Die Grünen sind der rechte Flügel der Regierungskoalition, der Türöffner für das Spiel der CDU/CSU-Opposition und der Arbeitgeberverbände, die SPD vor sich herzutreiben. Ethische Bedenken erreichen dabei gerade noch das Niveau einer tragisch-komischen Farce: »Grundsätzlich haben wir gesagt, dass die Grünen nicht bei den Atomkonzernen und Rüstungsunternehmen um Gelder werben.« Und auf den Einwand, dass immerhin 15000 Euro vom Rüstungskonzern DaimlerChrysler stammen, fällt dem Schatzmeister tatsächlich ein: »Das Geld stammt aber von der Autosparte des Konzerns.« Und der Filialleiter der Bank, die den Geldtransfer durchführte, ist wahrscheinlich auch noch Mitglied oder Wähler der Grünen…

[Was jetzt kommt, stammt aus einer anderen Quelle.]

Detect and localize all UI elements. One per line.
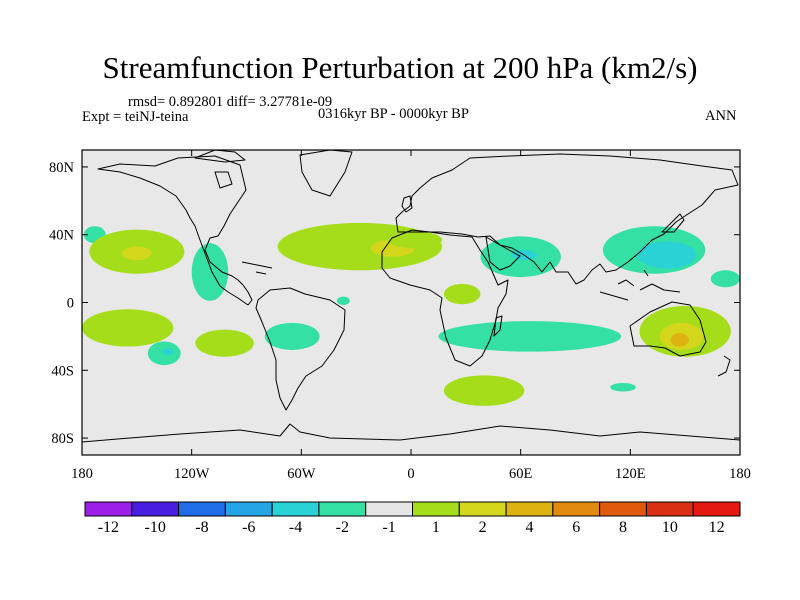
contour-region-21 <box>443 283 481 305</box>
x-axis: 180 120W 60W 0 60E 120E 180 <box>71 150 751 482</box>
y-axis: 80N 40N 0 40S 80S <box>49 160 740 447</box>
coast-australia <box>629 301 707 357</box>
contour-region-20 <box>443 375 525 406</box>
coast-madagascar <box>493 315 503 337</box>
contour-region-4 <box>438 321 622 352</box>
chart-title: Streamfunction Perturbation at 200 hPa (… <box>102 50 698 85</box>
colorbar-swatch <box>412 501 460 517</box>
contour-region-15 <box>387 231 443 249</box>
colorbar-label: -6 <box>242 519 255 536</box>
x-tick-label: 120W <box>174 466 210 482</box>
x-tick-label: 0 <box>407 466 414 482</box>
colorbar-label: -2 <box>336 519 349 536</box>
coast-arabia <box>485 236 521 271</box>
colorbar-swatch <box>645 501 694 517</box>
colorbar-swatch <box>131 501 180 517</box>
colorbar-label: 4 <box>525 519 533 536</box>
contour-regions <box>82 222 740 406</box>
colorbar-swatch <box>505 501 554 517</box>
colorbar-swatch <box>458 501 507 517</box>
colorbar-label: 12 <box>709 519 725 536</box>
colorbar-swatch <box>318 501 367 517</box>
contour-region-10 <box>610 382 636 392</box>
colorbar-swatch <box>224 501 273 517</box>
contour-region-18 <box>82 309 174 347</box>
contour-region-7 <box>336 296 350 306</box>
coast-eurasia <box>395 153 739 285</box>
contour-region-9 <box>162 348 174 356</box>
map-background <box>82 150 740 455</box>
contour-region-11 <box>710 270 740 288</box>
contour-region-17 <box>122 246 152 261</box>
coast-arctic-islands <box>194 150 246 163</box>
coast-hudson-bay <box>214 171 233 189</box>
colorbar-swatch <box>365 501 414 517</box>
coast-north-america <box>97 155 253 306</box>
y-tick-label: 40S <box>51 363 74 379</box>
x-tick-label: 180 <box>71 466 93 482</box>
colorbar-label: 1 <box>432 519 440 536</box>
colorbar-label: 2 <box>479 519 487 536</box>
colorbar-swatch <box>599 501 647 517</box>
coast-caribbean <box>241 261 273 275</box>
colorbar-label: -8 <box>195 519 208 536</box>
colorbar-label: -12 <box>98 519 119 536</box>
coast-south-america <box>255 287 346 411</box>
contour-region-1 <box>637 241 697 269</box>
colorbar-swatch <box>552 501 601 517</box>
colorbar-swatch <box>271 501 320 517</box>
colorbar-swatch <box>178 501 226 517</box>
contour-region-19 <box>195 329 254 357</box>
coast-japan <box>661 213 685 233</box>
colorbar-label: -10 <box>145 519 166 536</box>
colorbar-label: -1 <box>382 519 395 536</box>
colorbar-swatch <box>692 501 741 517</box>
x-tick-label: 120E <box>615 466 646 482</box>
colorbar-label: 10 <box>662 519 678 536</box>
colorbar-label: 8 <box>619 519 627 536</box>
colorbar-swatch <box>84 501 133 517</box>
x-tick-label: 180 <box>729 466 751 482</box>
season-label: ANN <box>705 108 737 124</box>
colorbar: -12 -10 -8 -6 -4 -2 -1 1 2 4 6 8 10 12 <box>84 501 741 536</box>
y-tick-label: 40N <box>49 228 75 244</box>
coast-indonesia <box>599 269 681 301</box>
contour-region-6 <box>264 322 320 350</box>
y-tick-label: 80S <box>51 431 74 447</box>
colorbar-label: -4 <box>289 519 302 536</box>
experiment-label: Expt = teiNJ-teina <box>82 109 189 125</box>
coast-new-zealand <box>717 355 731 377</box>
y-tick-label: 0 <box>67 296 74 312</box>
contour-region-5 <box>191 243 229 301</box>
stats-text: rmsd= 0.892801 diff= 3.27781e-09 <box>128 94 333 110</box>
x-tick-label: 60E <box>509 466 533 482</box>
contour-region-24 <box>670 333 689 347</box>
period-label: 0316kyr BP - 0000kyr BP <box>318 106 469 122</box>
coast-antarctica <box>82 423 740 443</box>
x-tick-label: 60W <box>287 466 316 482</box>
coast-uk <box>401 195 413 213</box>
coastlines <box>82 150 740 443</box>
colorbar-label: 6 <box>572 519 580 536</box>
y-tick-label: 80N <box>49 160 75 176</box>
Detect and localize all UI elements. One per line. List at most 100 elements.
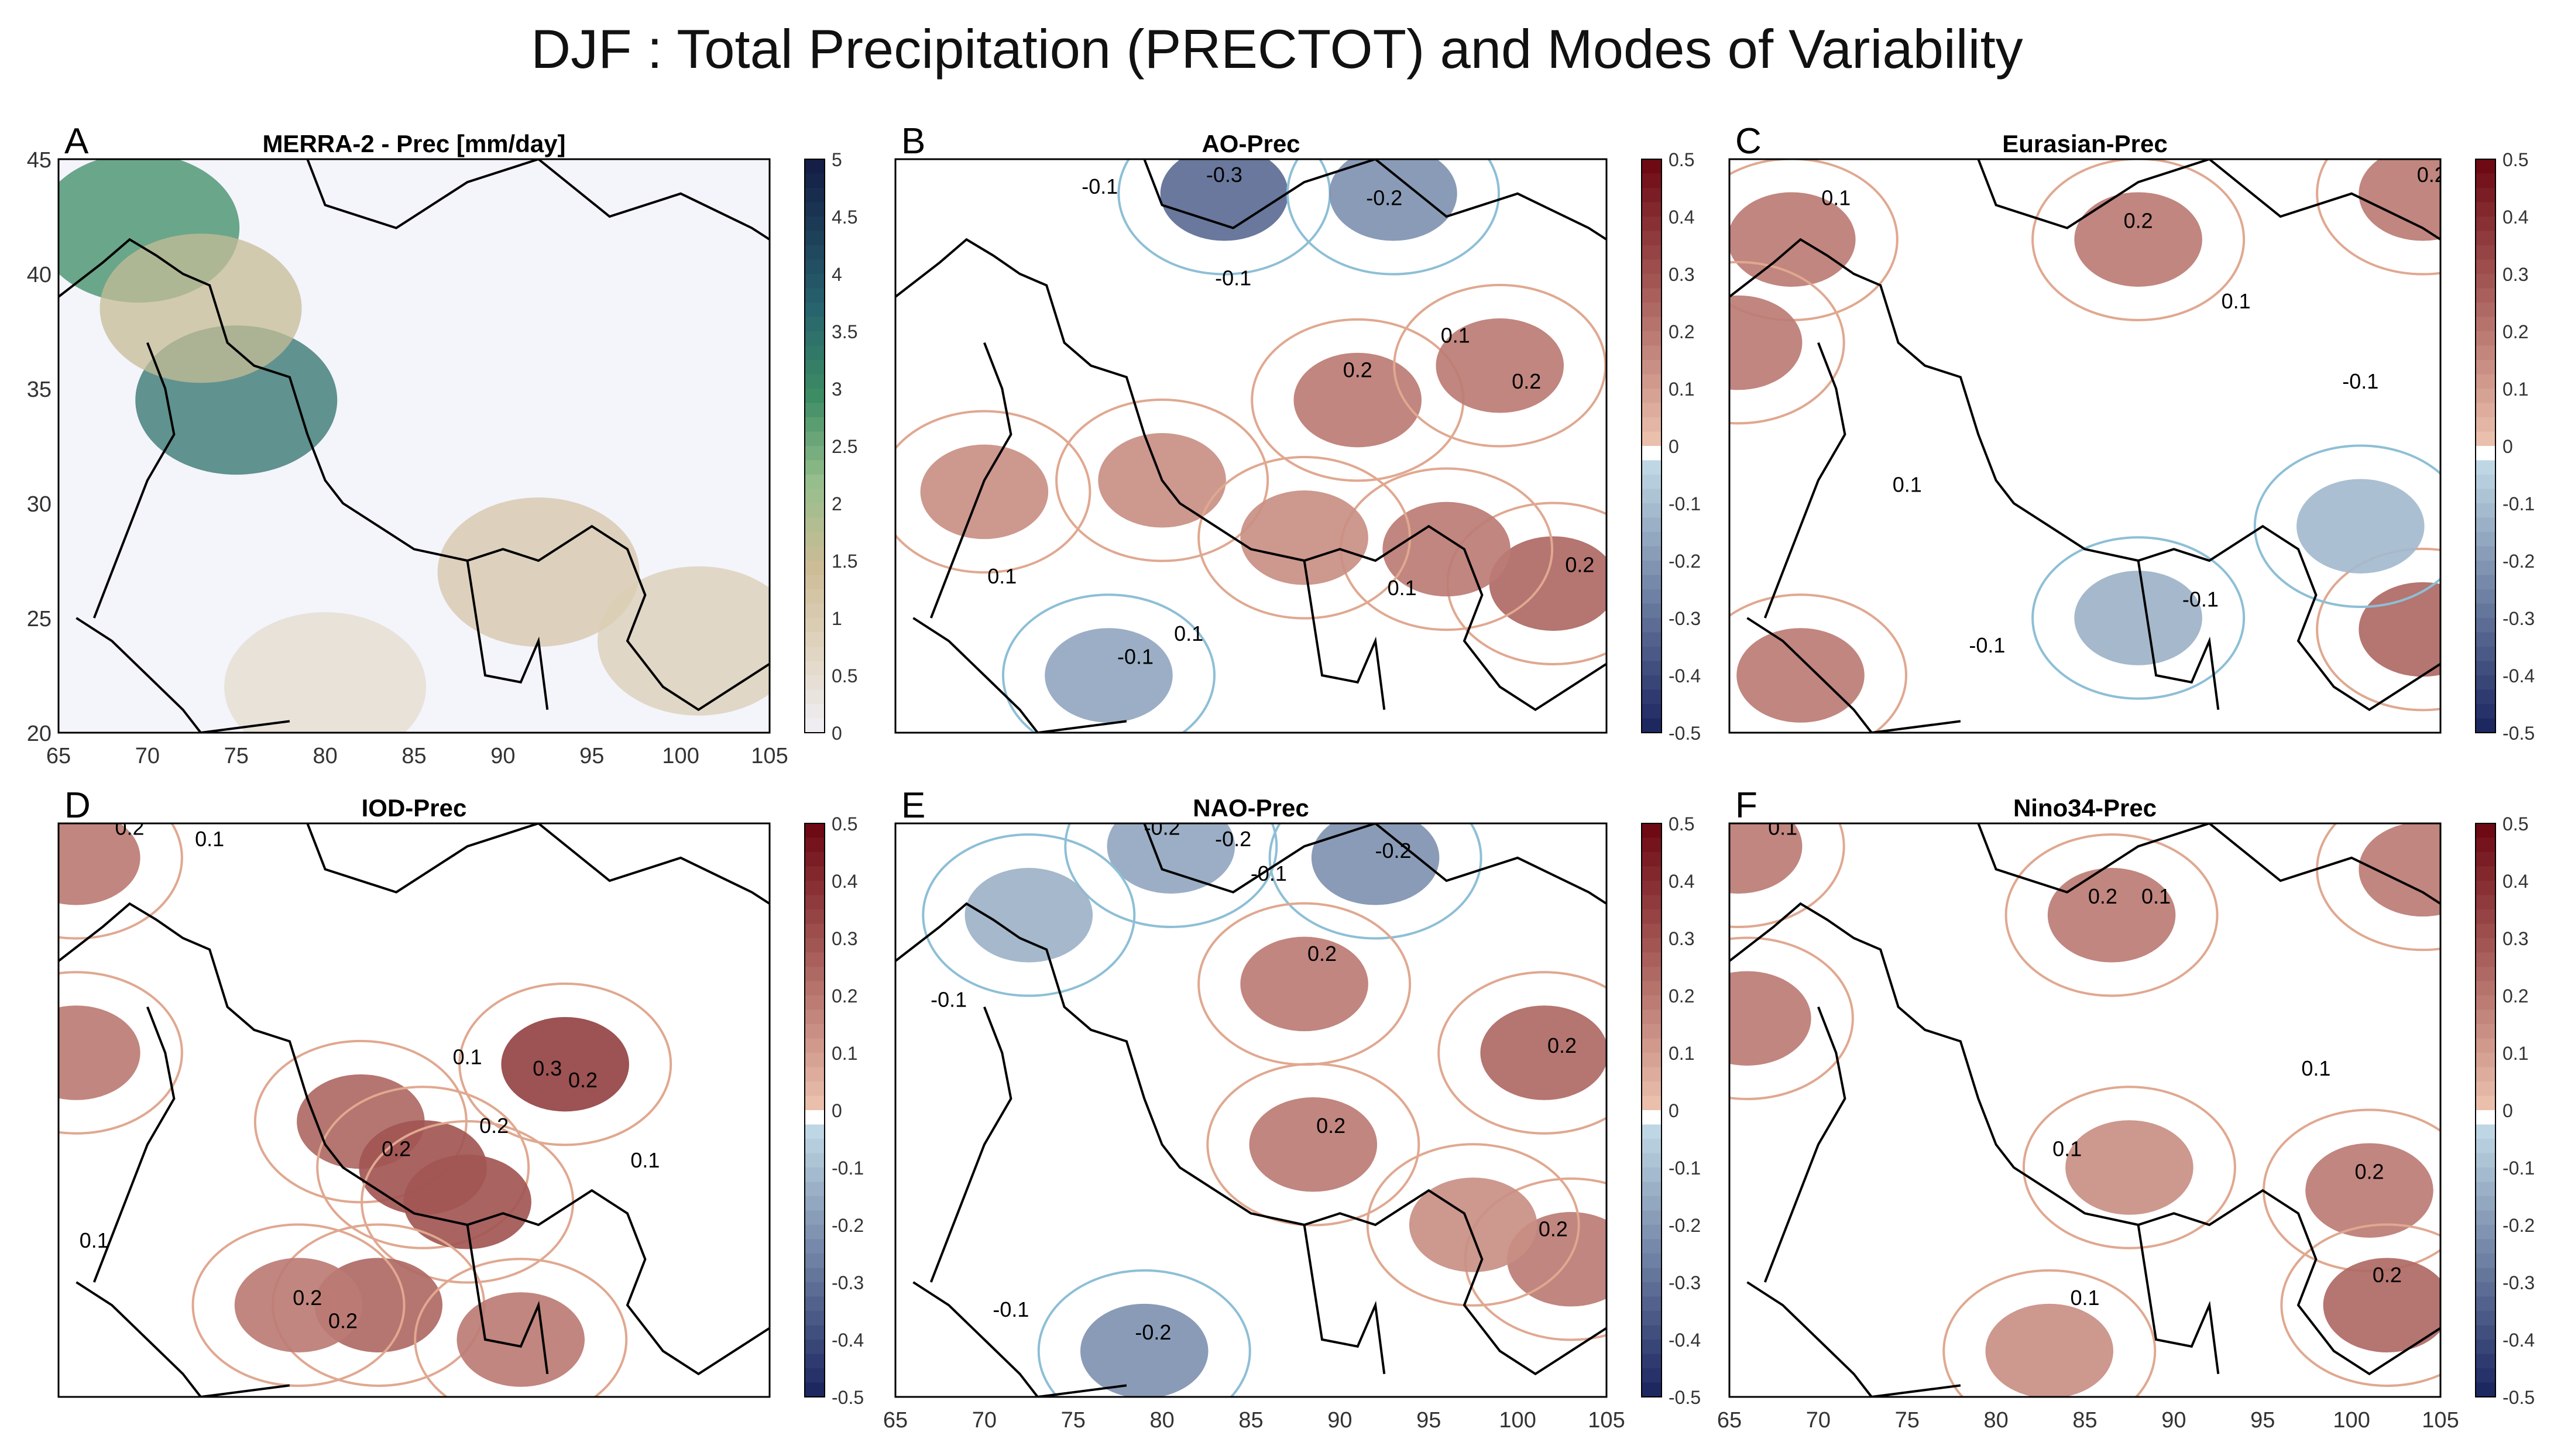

Denn niemand soll glauben, die Grünen seien klassenpolitisch betrachtet Dauerverräter an sich selbst: 1987 — das war die Zeit der ersten großen Wandlung der Partei von einer rebellischen, antiautoritären Linkspartei zu einer an die Türen der bürgerlichen Salons pochenden linksreformerischen Parlamentsclique oder wie es damals treffend hieß: des Durchmarschs der Gartenzwerge — ergaben Wählerbefragungen, dass 40% der Grünen-Anhänger noch immer weniger als 1000 Mark im Monat zur Verfügung hatten. Für 1995, die Zeit des unerbittlichen Kampfes um die Regierungsfähigkeit, ermittelte das Emnid-Institut, dass ein Drittel der Wählerbasis der Grünen bereits über monatlich 4000 Mark verfügte. Eine brandaktuelle Untersuchung des Mainzer Parteienforschers Jürgen Falter ergab, dass das mittlere Nettoeinkommen der Grünen-Wähler 2002 bei knapp 2000 Euro im Monat lag und dass ein Viertel der Grünlinge ein Nettoeinkommen von 3000 Euro hatte. Damit hatte die Grünen-Basis erstmals die Werte der FDP — der klassischen Partei der Besserverdiener — übertroffen.
Dem Durchmarsch der Gartenzwerge und dem Kampf um die Regierungsfähigkeit folgt der unvermeidliche Teil Drei: die Niederlassung zur modernen Rechtspartei. Die Mitgliedschaft ist dabei zweimal mehrheitlich ausgetauscht worden und nur eine kleine politische Führungsschicht der Parteimitgliedschaft hat alle Wendungen und Episoden durchgezogen und überlebt. Das ganze Spiel hat gerade mal 25 Jahre gedauert. Auf die kluge Frage: »Wer hat sich denn tatsächlich mehr gewandelt, die Grünen oder die Unternehmen?«, antwortet der Schatzmeister: »Es wäre jedenfalls falsch zu behaupten, dass wir uns in 25 Jahren nicht verändert haben.« Das Duo Dummköpfigkeit der Führungsclique und Druck der materiellen Basis hat die Geschichte der Grünen derart rigide geprägt, dass fast Lust am Vulgärmaterialismus aufkommen könnte, doch da seien Marx und Trotzki vor.